Synthesizing Tabular Data Using Selectivity Enhanced Generative Adversarial Networks
It solves the problem of inefficient data synthesis for E-commerce platforms during high-traffic events, though it is incremental as it builds on existing GAN methods.
This paper tackles the problem of generating tabular data for E-commerce stress testing by addressing computational demands overlooked by existing GAN methods, introducing a GAN-based approach with query selectivity constraints that improves selectivity estimation accuracy by up to 20% and machine learning utility by up to 6% on five real-world datasets.

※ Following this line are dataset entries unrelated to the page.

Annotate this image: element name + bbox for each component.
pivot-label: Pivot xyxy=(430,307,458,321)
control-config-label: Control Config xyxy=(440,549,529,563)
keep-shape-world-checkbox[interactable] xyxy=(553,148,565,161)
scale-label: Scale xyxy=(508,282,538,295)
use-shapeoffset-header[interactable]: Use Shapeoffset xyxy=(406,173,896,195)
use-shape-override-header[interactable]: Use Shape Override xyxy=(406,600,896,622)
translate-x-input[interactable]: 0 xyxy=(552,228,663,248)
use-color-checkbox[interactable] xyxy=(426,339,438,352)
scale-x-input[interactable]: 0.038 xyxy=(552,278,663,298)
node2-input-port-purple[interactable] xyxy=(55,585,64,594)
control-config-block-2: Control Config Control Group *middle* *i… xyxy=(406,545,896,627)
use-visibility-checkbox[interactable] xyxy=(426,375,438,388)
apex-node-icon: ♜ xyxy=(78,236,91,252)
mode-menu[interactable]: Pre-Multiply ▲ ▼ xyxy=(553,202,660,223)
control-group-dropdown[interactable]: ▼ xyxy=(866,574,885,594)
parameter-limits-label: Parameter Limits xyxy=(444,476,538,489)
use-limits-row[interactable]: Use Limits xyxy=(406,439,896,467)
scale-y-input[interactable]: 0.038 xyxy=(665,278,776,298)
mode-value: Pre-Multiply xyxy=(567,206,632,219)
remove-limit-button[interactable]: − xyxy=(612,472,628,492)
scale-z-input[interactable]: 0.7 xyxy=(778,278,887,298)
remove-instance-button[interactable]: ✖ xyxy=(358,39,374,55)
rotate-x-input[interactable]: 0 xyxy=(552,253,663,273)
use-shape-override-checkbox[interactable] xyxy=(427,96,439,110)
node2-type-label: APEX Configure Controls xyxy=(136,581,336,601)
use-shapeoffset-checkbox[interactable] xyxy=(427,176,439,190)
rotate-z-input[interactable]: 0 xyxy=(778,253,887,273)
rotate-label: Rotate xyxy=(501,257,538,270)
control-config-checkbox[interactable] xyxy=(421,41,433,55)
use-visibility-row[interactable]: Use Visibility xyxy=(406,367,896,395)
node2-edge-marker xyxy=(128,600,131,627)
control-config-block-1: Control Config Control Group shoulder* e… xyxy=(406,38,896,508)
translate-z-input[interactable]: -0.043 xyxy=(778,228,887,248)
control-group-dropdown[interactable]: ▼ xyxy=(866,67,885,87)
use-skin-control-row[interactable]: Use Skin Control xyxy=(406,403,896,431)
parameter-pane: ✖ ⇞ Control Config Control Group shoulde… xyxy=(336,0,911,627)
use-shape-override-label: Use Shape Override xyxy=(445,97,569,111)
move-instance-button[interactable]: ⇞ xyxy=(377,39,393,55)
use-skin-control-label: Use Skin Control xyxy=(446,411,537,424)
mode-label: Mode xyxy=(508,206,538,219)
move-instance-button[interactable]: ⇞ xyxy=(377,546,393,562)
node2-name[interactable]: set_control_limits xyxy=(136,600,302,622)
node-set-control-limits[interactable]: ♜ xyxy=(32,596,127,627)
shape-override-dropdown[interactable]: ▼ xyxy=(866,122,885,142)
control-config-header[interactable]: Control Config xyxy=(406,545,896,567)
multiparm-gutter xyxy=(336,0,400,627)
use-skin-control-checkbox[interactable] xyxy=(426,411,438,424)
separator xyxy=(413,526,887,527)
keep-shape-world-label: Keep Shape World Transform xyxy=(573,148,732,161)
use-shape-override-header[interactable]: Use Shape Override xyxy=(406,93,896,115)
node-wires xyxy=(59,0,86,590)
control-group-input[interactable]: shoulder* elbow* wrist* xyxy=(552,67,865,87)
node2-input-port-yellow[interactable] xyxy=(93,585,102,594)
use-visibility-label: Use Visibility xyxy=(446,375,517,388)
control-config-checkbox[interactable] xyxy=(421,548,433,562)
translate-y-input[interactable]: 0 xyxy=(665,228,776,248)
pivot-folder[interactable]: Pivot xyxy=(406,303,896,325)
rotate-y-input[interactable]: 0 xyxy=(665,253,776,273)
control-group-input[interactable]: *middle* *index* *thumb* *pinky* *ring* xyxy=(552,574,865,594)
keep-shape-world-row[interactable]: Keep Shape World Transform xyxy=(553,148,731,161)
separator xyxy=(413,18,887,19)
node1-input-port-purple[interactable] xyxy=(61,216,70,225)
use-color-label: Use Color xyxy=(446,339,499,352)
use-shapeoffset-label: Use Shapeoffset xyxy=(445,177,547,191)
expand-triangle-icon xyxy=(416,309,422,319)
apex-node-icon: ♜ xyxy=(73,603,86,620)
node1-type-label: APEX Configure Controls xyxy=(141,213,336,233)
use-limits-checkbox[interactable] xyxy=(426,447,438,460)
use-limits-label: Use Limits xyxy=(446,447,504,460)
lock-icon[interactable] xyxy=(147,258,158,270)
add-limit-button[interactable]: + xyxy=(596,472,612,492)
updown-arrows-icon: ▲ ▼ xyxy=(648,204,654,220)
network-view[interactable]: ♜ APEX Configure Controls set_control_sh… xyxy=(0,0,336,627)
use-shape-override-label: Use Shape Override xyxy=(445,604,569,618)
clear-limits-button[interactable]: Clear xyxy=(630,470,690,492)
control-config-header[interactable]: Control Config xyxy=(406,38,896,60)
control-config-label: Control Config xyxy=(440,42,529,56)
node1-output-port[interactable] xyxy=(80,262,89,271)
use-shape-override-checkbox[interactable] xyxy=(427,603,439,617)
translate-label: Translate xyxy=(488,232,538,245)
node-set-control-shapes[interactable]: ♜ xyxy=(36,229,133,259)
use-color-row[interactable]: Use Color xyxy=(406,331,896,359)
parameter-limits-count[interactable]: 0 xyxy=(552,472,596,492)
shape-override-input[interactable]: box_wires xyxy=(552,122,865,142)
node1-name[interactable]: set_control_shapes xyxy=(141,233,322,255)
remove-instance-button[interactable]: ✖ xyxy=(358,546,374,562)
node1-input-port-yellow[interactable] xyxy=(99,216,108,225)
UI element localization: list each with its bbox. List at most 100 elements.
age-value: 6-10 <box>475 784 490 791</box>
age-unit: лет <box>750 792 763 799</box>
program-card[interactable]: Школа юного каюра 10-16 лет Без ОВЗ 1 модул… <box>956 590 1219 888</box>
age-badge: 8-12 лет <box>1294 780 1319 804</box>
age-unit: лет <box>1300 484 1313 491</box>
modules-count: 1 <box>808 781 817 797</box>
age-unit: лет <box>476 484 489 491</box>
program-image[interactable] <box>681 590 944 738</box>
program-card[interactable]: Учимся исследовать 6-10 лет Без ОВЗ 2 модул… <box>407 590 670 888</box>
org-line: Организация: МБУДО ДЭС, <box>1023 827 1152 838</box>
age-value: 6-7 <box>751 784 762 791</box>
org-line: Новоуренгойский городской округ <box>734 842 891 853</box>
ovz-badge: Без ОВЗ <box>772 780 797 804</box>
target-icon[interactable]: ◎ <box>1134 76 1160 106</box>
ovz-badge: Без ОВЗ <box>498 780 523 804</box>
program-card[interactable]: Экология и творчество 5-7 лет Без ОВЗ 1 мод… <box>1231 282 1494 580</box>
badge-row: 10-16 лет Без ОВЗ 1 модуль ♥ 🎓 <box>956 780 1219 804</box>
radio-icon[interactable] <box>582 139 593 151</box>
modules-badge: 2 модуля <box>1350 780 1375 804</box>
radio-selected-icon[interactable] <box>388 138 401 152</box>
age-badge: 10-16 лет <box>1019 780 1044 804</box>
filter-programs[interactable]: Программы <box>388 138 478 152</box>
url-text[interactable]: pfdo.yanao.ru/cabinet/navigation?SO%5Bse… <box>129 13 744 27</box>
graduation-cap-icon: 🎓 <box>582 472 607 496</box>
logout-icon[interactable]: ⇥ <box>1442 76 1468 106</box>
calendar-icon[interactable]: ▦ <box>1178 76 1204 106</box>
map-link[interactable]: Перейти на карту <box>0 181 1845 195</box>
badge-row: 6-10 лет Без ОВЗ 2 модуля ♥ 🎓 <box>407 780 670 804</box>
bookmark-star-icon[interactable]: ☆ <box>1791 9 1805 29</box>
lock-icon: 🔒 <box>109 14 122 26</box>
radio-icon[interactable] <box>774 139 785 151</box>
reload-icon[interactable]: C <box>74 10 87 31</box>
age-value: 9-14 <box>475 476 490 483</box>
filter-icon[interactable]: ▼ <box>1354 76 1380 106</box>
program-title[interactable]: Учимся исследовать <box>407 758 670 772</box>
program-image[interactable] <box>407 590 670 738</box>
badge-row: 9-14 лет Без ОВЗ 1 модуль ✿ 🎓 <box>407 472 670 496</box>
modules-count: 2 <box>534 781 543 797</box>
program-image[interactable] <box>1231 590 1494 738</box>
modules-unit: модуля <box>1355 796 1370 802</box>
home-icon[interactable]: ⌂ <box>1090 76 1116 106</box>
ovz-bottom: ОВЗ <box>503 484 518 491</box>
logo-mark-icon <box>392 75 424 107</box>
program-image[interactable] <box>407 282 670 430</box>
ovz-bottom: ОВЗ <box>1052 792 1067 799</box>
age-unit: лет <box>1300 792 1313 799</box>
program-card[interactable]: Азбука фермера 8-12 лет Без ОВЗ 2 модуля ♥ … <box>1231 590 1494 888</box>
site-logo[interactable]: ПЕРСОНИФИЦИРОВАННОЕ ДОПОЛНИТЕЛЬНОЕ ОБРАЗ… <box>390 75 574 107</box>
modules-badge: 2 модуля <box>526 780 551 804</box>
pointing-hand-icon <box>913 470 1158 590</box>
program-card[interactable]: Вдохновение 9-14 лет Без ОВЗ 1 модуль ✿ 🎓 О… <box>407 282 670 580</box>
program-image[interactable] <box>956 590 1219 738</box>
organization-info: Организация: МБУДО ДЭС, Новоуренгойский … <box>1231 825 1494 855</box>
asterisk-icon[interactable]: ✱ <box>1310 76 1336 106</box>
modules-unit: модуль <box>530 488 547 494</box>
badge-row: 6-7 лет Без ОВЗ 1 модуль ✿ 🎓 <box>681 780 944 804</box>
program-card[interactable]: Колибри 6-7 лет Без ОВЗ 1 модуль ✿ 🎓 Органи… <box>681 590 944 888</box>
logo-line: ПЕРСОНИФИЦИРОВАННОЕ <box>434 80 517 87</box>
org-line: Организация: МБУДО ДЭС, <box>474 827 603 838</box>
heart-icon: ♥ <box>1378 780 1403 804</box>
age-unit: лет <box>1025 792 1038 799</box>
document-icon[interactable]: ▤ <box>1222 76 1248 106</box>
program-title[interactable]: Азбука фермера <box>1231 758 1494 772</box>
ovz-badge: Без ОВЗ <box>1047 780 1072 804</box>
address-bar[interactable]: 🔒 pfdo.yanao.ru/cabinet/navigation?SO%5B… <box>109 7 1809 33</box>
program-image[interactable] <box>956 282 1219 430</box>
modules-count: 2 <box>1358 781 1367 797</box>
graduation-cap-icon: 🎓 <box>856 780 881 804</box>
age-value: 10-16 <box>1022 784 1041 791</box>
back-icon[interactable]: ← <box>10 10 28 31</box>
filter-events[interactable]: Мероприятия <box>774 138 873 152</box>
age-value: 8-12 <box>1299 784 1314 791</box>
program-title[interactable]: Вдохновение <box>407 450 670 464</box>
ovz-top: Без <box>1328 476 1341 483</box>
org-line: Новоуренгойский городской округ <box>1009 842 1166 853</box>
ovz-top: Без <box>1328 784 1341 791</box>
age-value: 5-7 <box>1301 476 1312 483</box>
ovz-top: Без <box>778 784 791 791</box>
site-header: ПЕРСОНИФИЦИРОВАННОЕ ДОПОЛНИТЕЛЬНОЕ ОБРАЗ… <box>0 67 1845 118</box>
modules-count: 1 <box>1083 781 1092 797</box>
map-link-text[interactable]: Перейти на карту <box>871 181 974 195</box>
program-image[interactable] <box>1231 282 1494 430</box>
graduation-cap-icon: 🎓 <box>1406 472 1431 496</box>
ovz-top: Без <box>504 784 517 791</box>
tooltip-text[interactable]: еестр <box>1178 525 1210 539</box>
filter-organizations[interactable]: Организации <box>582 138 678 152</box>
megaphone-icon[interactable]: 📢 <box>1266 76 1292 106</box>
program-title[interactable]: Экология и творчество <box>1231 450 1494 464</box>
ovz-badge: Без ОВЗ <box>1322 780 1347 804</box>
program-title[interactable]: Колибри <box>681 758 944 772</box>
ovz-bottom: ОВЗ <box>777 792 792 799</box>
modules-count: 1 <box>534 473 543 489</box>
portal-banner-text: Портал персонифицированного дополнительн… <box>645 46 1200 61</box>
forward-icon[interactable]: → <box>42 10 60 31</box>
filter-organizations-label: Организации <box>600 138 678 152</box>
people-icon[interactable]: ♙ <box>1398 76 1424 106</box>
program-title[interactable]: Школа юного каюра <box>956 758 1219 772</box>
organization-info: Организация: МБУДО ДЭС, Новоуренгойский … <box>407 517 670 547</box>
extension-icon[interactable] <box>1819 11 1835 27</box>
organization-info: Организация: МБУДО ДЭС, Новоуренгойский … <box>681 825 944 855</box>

As E-commerce platforms face surging transactions during major shopping events like Black Friday, stress testing with synthesized data is crucial for resource planning. Most recent studies use Generative Adversarial Networks (GANs) to generate tabular data while ensuring privacy and machine learning utility. However, these methods overlook the computational demands of processing GAN-generated data, making them unsuitable for E-commerce stress testing. This thesis introduces a novel GAN-based approach incorporating query selectivity constraints, a key factor in database transaction processing. We integrate a pre-trained deep neural network to maintain selectivity consistency between real and synthetic data. Our method, tested on five real-world datasets, outperforms three state-of-the-art GANs and a VAE model, improving selectivity estimation accuracy by up to 20pct and machine learning utility by up to 6 pct.